2025-07-07 09:04:10.632922+00:00e[1;34m❯ e[1;36mConfiguring npm user ...e[0m
2025-07-07 09:04:11.542509+00:00useradd warning: npm's uid 568 outside of the UID_MIN 1000 and UID_MAX 60000 range.
2025-07-07 09:04:12.447397+00:00e[1;34m❯ e[1;36mConfiguring npm group ...e[0m
2025-07-07 09:04:12.662400+00:00e[1;34m❯ e[1;36mChecking paths ...e[0m
2025-07-07 09:04:12.892216+00:00e[1;34m❯ e[1;36mSetting ownership ...e[0m
2025-07-07 09:04:15.826341+00:00/etc/s6-overlay/s6-rc.d/prepare/30-ownership.sh: line 41: syntax error: unexpected end of file
2025-07-07 09:04:15.826813+00:00s6-rc: warning: unable to start service prepare: command exited 2
2025-07-07 09:04:15.828907+00:00/run/s6/basedir/scripts/rc.init: warning: s6-rc failed to properly bring all the services up!

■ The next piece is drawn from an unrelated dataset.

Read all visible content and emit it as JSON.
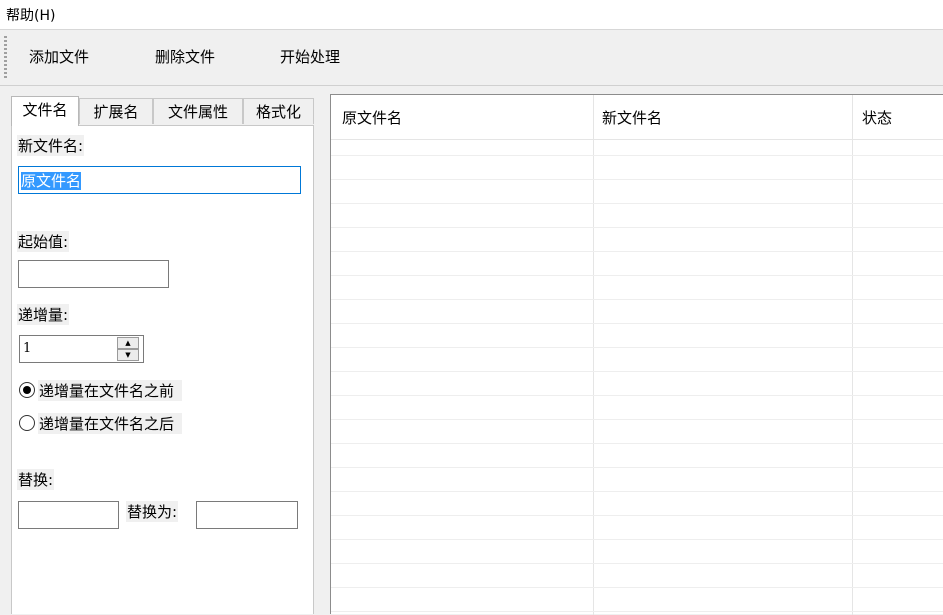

Check your logs (in /run/uncaught-logs/current if you have in-container logging) for more information.

Tried with the new sed line

sed -i 2,$d /etc/s6-overlay/s6-rc.d/prepare/30-ownership.sh

jack@TruenasScale ~ $ sudo docker ps | grep nginx
92b4689f6c20   jc21/nginx-proxy-manager:2.12.4                                                        "/init"                  3 minutes ago   Up 3 minutes (unhealthy)   0.0.0.0:80->80/tcp, :::80->80/tcp, 0.0.0.0:443->443/tcp, :::443->443/tcp, 0.0.0.0:30020->81/tcp, :::30020->81/tcp                                                                                                                                               ix-nginx-proxy-manager-npm-1
jack@TruenasScale ~ $

got no output logs at all

No logs yet

I also tried with no environment variable at all. It still does not start and gives no logs at all.

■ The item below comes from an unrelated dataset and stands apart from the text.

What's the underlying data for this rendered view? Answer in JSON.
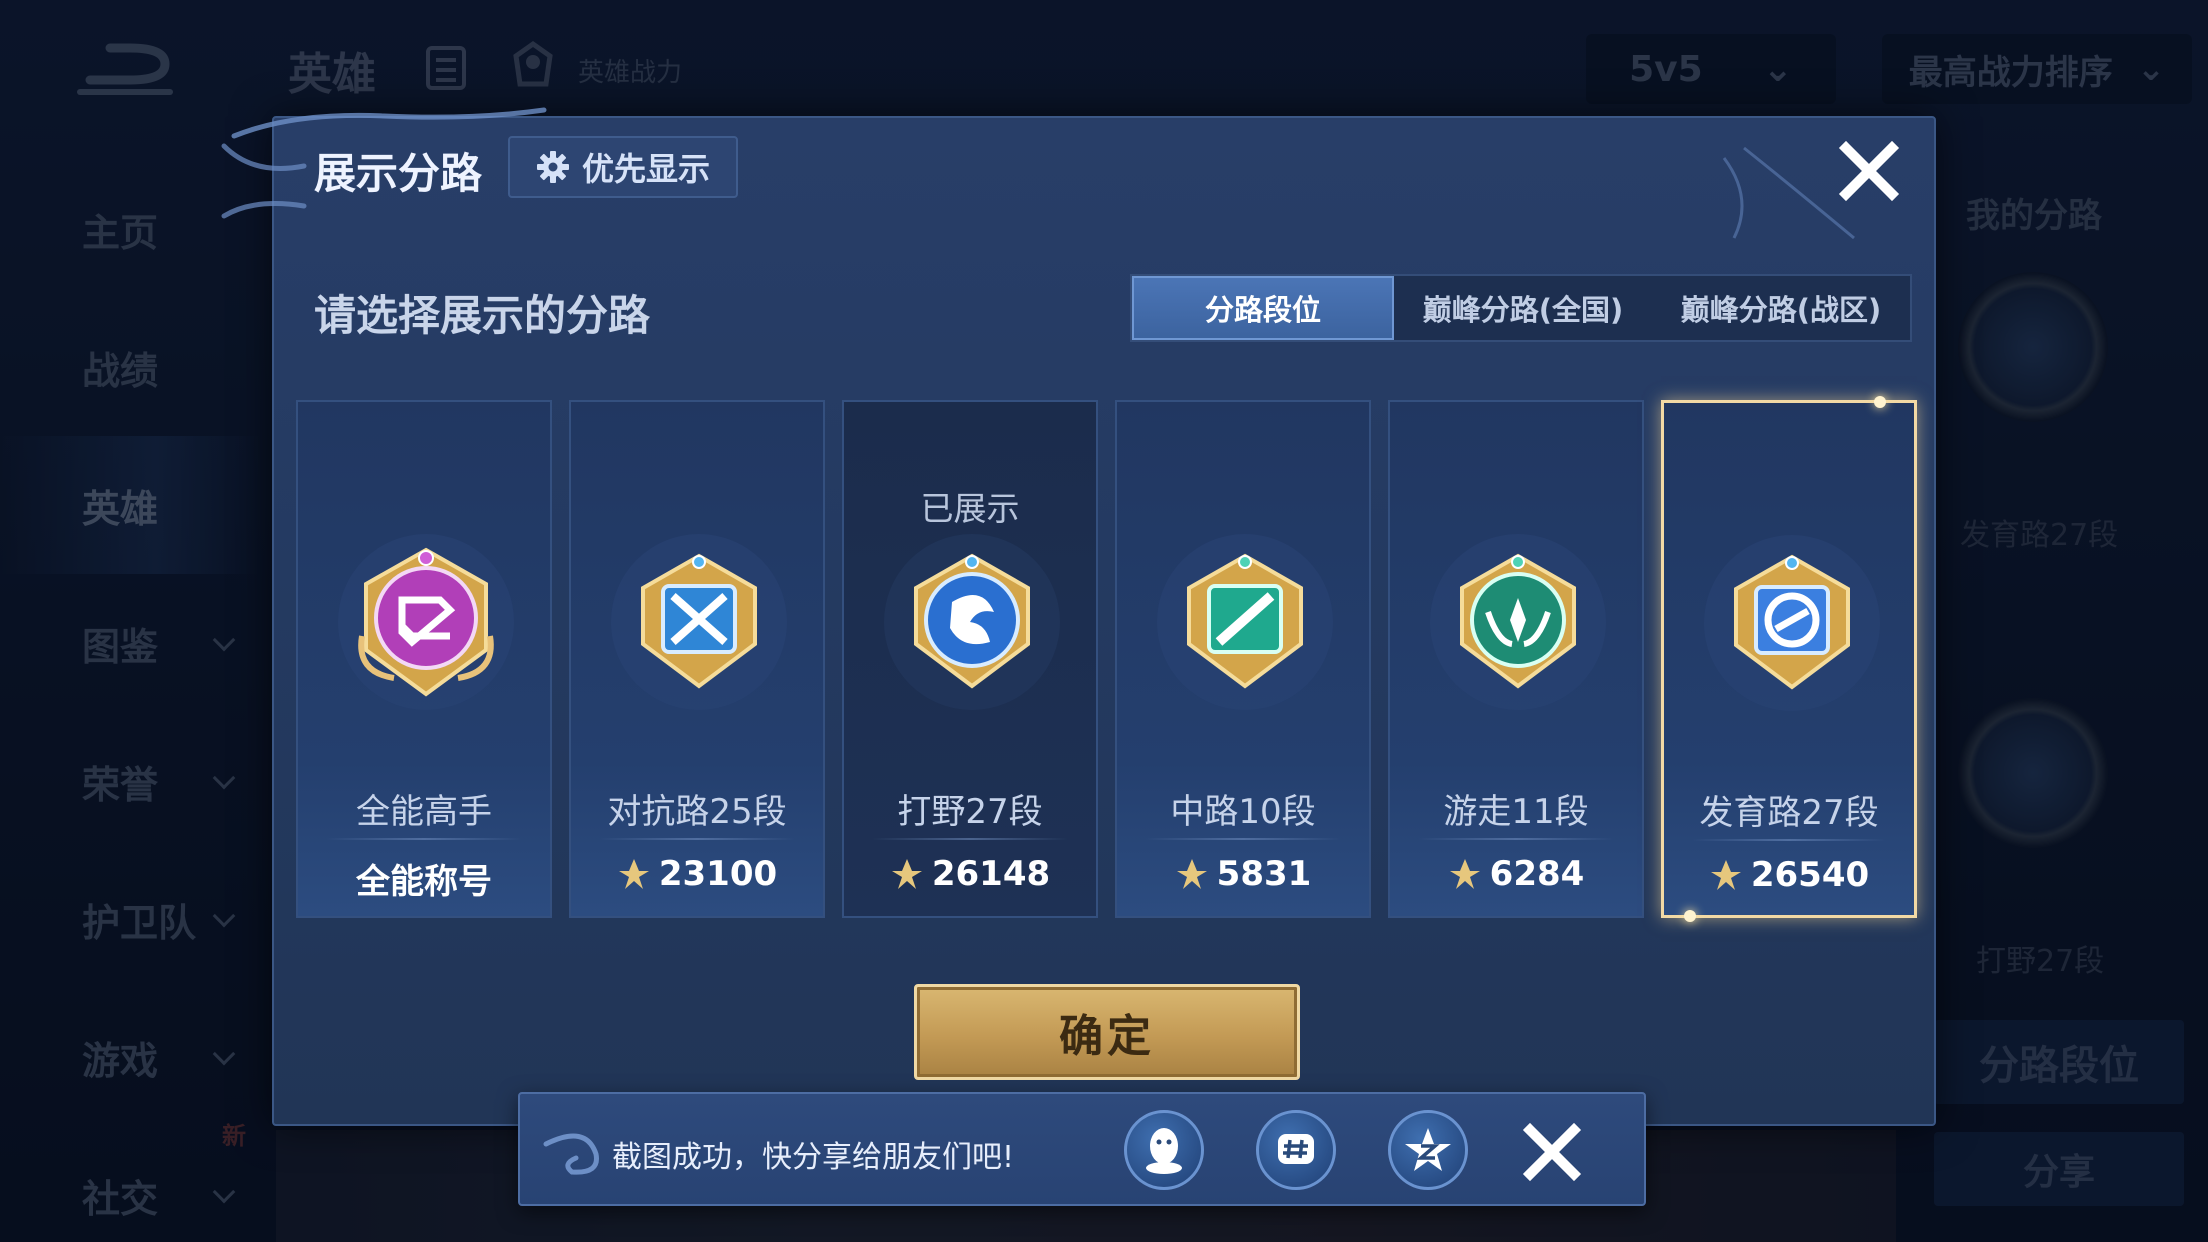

Im back on 1.2.3 again as that works just fine.

Rocketplanner83 · July 7, 2025, 2:47pm

I am also having this issue, I tried installing via docker and might manually patch the docker image to get it to work for now.

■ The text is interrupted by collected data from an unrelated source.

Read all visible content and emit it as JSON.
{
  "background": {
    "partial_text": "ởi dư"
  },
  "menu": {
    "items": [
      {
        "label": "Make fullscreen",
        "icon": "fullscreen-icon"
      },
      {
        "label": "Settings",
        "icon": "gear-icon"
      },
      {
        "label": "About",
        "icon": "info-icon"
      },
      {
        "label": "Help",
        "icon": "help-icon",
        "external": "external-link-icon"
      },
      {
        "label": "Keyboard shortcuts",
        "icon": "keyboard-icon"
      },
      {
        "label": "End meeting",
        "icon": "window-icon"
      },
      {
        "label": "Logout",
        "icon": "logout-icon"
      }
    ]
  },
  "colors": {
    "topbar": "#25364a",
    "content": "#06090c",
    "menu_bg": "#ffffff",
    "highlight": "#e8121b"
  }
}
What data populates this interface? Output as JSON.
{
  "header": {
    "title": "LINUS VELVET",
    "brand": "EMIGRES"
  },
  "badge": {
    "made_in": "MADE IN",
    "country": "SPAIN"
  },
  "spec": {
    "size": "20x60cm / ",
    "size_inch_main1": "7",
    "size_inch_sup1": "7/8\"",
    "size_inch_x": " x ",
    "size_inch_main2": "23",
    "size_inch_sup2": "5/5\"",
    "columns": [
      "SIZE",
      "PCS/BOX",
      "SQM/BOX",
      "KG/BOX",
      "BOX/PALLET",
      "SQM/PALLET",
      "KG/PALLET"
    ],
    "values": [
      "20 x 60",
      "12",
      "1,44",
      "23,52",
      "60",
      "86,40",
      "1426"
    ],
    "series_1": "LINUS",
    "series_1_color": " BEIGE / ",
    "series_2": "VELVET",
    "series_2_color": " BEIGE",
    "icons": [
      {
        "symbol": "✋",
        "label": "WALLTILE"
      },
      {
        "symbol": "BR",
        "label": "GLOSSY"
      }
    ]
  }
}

Rocketplanner83 · July 7, 2025, 8:40pm

Or heck, maybe a Traefik compose

afrosheen · July 8, 2025, 1:05am

I love it because it works and I know where stuff is, but two subversions in a row failing…maybe time to shop around since other containers can do this job (caddy, traefik, etc.).

neofusion · July 8, 2025, 8:38am

It’s an upstream issue, is it not? Monitor the official github issue threads.
As I said in my earlier post, 1.2.5 was never about fixing this issue.